I'm not saying the company has submitted BTD applications for melanoma and liver cancer. Still, what happened to progress towards the expanded Phase 1 HCC trial comparing sorafenib and sorafenib plus PV-10? Haven't one or a couple of patients (?) or more (?) been enrolled and treated? Haven't more sites (?) been added to the existing ones in San Diego (Sharp Memorial Hospital) and Florida (The Southeastern Center for Digestive Disorders & Pancreatic Cancer)?

In my investment letter posted on Seeking Alhpa, I wrote in regards to if I am wrong what would that scenario look like, management could be unable to monetize Provectus at a valuation commensurate with their innovation. In his TWST interview, Peter said management believes they "…could potentially do something along the lines of a Celgene-Abraxis type transaction, where Celgene acquired Abraxis for $2.9 billion upfront…" Bridging the valuation gap between Friday's $113 million market capitalization and a multi-billion payout will require definitive regulatory clarity, sizable commercial validation, and a copious amount of stock market exuberance. Dot 5: What exactly are the terms of a China deal (and/or of an Indian one, which I think mirrors the Chinese deal, or vice versa) in light of a focus on liver as the lead indication rather than melanoma?

I presume management is striving to protect the economics, particularly for HCC, which is the third leading cause of deaths related to cancer in the world.
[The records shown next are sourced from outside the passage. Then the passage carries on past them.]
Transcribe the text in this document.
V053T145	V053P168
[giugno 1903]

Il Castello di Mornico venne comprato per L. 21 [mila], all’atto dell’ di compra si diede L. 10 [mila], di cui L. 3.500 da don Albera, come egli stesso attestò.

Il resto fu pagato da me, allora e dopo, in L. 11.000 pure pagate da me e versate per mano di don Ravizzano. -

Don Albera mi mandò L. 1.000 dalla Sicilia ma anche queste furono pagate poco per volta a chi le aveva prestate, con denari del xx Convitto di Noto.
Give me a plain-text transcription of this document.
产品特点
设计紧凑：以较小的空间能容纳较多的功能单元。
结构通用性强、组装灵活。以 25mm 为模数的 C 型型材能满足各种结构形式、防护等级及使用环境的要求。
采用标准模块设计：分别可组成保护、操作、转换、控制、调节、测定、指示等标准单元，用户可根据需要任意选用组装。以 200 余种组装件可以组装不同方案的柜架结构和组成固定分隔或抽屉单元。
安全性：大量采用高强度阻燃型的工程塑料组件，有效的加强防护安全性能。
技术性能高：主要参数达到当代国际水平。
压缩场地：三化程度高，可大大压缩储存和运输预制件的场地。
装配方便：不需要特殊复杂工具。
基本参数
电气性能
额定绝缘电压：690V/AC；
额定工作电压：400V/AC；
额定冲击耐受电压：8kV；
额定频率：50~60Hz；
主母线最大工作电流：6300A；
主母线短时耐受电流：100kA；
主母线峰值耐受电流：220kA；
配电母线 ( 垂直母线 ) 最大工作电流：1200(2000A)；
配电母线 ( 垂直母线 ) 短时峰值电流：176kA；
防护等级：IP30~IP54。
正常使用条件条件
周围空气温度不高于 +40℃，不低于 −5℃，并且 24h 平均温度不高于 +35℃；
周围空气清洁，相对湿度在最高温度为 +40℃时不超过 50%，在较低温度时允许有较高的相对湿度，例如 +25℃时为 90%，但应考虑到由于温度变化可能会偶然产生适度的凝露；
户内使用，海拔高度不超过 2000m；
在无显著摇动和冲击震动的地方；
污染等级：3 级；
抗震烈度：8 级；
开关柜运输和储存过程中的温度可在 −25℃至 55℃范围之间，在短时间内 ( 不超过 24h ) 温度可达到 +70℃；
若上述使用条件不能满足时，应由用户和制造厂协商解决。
I had heard, albeit not verified by any stretch, that regional value components were in the range of $10 million upfront and $40-50 million upon some indeterminate regulatory clarity. That seems light to me, which makes me wonder just exactly what is management negotiating (and seeking) and how much money gets unlocked when regulatory clarity arrives.
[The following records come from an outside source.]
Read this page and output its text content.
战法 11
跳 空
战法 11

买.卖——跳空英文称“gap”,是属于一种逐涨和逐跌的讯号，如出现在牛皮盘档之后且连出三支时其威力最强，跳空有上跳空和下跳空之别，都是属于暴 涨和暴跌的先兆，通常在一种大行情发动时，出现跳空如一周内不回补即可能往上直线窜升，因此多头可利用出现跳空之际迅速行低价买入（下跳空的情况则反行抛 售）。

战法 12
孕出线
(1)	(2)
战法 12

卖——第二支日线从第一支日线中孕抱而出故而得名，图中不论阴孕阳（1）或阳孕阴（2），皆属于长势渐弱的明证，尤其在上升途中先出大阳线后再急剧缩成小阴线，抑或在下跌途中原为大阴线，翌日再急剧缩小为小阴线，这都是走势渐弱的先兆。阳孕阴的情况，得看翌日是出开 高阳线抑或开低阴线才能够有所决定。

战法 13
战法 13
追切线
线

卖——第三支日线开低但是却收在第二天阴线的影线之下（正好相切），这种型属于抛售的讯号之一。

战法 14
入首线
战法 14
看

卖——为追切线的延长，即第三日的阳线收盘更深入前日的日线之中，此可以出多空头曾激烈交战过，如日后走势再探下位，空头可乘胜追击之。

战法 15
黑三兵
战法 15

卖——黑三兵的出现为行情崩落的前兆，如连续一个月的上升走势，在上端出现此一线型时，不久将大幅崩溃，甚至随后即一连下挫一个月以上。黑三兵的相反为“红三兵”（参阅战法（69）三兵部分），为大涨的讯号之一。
A Hail Mary pass, "a very long forward pass in American football, made in desperation with only a small chance of success," by definition, is a deep ball (in U.S. football parlance). A deep ball is not a Hail Mary pass. A deep ball is a pass attempt over 20 yards in distance, and can be a key aspect part of a successful offensive strategy. With good to great X and Z wide receivers, defenses can't necessarily stack the box to stop the run, or overly focus on the slot receivers or tight ends running routes in the middle of the field. Of course, you have to have a good running game to which you commit, and capable slot receivers/tight ends. But well schemed offenses thoughtfully employing deep balls catch defenses napping and often lead to touchdowns when well executed.